Villa Triturris Tuscany panorama

Dando omaggio alla storia di Cerbaia, il nome “Villa Triturris” prende spunto nella tradizione medievale, periodo in cui la zona era conosciuta per le sue tre torri, “Triturris ad Pontes Pesae”, utilizzate per la difesa di Firenze. L’unica torre rimasta in piedi è proprio quella di Mezzola, frazione del comune di San Casciano in Val di Pesa: sulle sue dolce colline si sviluppano i vigneti dell’azienda.
Il microclima é ideale per la vite: primavera ed estate sono soleggiate e miti con una temperatura media di 28°C. L’escursione termica tra giorno e notte é attorno ai 12°C favorendo così lo sviluppo dei grappoli, che maturano in grado zuccherino e componenti aromatici. Il terreno è argilloso, l’acqua non manca e il terreno è ricoperto da vegetazione che apporta materiale organico.
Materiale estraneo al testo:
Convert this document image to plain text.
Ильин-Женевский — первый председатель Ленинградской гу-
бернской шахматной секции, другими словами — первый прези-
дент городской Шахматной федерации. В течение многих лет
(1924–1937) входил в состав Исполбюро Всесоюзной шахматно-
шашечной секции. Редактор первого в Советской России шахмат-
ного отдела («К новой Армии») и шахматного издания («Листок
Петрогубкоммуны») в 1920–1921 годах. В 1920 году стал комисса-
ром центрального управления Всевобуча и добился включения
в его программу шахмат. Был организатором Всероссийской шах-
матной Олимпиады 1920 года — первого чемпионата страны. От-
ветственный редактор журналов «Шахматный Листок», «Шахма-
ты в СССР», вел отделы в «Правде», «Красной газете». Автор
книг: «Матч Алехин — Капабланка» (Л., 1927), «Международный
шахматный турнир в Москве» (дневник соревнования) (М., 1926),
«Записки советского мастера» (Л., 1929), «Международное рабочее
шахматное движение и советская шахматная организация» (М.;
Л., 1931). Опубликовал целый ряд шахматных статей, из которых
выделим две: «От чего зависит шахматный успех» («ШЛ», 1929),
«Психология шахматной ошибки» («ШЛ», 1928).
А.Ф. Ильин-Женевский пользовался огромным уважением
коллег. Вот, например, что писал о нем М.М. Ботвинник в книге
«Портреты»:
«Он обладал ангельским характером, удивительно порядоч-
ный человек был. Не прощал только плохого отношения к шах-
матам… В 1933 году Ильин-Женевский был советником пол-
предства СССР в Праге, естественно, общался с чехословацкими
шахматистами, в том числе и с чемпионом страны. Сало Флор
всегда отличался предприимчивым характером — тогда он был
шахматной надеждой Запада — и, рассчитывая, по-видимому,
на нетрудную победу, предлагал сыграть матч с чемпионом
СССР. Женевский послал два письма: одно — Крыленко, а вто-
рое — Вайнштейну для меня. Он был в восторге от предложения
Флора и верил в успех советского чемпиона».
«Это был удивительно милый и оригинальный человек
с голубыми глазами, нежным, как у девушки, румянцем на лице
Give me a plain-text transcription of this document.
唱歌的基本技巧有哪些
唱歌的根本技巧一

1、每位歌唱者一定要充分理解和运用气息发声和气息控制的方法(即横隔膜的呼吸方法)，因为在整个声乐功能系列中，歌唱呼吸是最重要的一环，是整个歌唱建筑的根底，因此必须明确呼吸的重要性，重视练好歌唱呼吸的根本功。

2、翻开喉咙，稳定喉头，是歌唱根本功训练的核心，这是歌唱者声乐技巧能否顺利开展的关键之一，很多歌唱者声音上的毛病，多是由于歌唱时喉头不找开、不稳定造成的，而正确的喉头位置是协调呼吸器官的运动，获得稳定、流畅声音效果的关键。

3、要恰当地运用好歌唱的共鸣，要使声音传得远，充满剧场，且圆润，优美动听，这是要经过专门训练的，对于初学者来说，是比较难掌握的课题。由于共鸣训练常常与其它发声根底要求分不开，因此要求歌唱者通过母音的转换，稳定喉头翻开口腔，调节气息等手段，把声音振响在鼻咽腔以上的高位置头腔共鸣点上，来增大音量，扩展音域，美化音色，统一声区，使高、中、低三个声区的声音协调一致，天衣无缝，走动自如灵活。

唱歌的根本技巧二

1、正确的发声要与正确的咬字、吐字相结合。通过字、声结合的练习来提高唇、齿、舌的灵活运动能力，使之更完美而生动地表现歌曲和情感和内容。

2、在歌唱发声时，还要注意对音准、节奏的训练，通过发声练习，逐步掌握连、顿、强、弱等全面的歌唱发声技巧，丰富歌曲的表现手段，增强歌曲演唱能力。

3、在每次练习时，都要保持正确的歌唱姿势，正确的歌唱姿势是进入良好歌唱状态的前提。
Oltre a seguire le tradizioni con il prezioso Sangiovese e le influenze moderne con i vitigni internazionali, l’azienda si veste anche del ruolo di pioniere ed innovatore con un vigneto piantato interamente a Malbec.

La cantina è situata nel piano terra dalla casa padronale posta al centro dell’anfiteatro naturale dei vigneti. Lo spazio al suo interno è semplice e funzionale, seguendo una filosofia che  non si lascia distrarre dalle grandi decorazioni ma che dedica tutte le attenzioni alla produzione del vino. Il moderno e pratico acciaio si mischia con il legno delle grandi botti di rovere da 10 e 50 ettolitri che donano corpo ma non appesantiscono con note troppo pronunciate. In queste i vini evolvono per periodo di un anno a tre anni e riposano in bottiglia altri uno a due anni.